人権侵害、沈黙する住民 新疆ウイグル自治区の「安定」は誰のためか
食堂の店先で、陽気そうなウイグル族の男性が大きな肉の塊を切っていた。手元の包丁には鎖がつながっている。
何のために? そう尋ねると、おどけたように包丁を振ってみせた。「5、6年前から」こうなっているのだと言うが、それ以上は何も話さなかった。6月末、中国の新疆ウイグル自治区西部カシュガル市を訪れたときのことだ。

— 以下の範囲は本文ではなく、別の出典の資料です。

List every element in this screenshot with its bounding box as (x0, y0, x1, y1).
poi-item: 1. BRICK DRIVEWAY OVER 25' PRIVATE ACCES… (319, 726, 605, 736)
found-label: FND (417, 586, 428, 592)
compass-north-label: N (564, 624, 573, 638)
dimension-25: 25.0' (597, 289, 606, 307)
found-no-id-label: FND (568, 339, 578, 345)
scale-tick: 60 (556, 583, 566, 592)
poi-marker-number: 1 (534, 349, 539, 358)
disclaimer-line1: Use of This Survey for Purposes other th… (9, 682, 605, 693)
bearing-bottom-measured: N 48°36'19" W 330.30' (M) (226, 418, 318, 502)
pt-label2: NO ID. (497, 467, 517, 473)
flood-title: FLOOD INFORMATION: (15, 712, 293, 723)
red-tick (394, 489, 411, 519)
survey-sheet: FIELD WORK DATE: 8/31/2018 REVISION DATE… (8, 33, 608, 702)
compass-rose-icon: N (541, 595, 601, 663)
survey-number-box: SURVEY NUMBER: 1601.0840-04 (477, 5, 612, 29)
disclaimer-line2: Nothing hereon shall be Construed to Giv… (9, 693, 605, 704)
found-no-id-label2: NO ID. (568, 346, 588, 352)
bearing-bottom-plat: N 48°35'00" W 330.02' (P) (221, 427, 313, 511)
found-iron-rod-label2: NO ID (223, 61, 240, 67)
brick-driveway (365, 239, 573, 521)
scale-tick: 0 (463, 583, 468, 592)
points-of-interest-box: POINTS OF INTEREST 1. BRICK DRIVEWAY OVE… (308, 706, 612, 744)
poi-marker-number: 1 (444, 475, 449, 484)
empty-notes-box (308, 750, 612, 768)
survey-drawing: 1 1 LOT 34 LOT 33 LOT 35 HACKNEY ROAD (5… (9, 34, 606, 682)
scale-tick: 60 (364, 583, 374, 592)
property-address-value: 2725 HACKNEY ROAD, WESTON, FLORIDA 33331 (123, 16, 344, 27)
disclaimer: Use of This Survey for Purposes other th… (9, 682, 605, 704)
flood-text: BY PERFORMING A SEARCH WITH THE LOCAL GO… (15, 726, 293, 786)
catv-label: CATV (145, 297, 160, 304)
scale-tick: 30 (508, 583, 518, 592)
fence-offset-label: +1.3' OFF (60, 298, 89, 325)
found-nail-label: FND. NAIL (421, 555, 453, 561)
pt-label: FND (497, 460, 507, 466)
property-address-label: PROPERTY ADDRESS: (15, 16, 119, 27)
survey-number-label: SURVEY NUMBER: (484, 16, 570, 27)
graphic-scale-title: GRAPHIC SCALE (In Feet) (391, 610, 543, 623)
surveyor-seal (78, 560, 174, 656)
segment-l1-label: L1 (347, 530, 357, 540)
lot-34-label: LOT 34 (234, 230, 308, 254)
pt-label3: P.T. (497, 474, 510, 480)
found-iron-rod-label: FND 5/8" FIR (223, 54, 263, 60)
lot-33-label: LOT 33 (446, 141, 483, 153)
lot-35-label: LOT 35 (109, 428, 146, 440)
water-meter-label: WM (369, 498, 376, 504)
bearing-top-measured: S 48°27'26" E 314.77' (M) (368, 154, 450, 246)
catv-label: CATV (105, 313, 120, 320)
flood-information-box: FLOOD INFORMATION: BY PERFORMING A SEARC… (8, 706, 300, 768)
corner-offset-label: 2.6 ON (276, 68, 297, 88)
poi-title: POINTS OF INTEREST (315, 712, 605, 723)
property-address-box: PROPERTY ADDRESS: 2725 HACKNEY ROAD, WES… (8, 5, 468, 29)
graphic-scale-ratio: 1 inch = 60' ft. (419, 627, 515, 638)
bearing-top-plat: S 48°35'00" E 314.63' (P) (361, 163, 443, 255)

15年前の7月5日、自治区の区都ウルムチ市では多数派の漢族と少数民族のウイグル族が衝突するウルムチ騒乱が起きた。漢族とウイグル族の対立感情が高まり、中国政府は少数民族への締め付けを強めていった。
現在はAI(人工知能)を駆使した監視が発達し、当時よりさらに厳しい情報統制が敷かれている。
人びとはいま、どんな思いで暮らしているのか。10年あまり前から何度も新疆ウイグル自治区を取材してきた私は、6月下旬~7月上旬に自治区の各地を訪ねた。
カシュガルの肉屋でもウルムチの果物屋でも、あちこちの店舗で、刃物が鎖やひもで台に固定されていた。
これは当局による「テロ対策」の措置とみられている。かつて、ウイグル族が容疑者として関わったとされる暴力事件が相次いだことが背景にある。
しかし、鎖の理由を語ってくれる人はいなかった。ほかにも、「沈黙」が至るところで取材に立ちはだかった。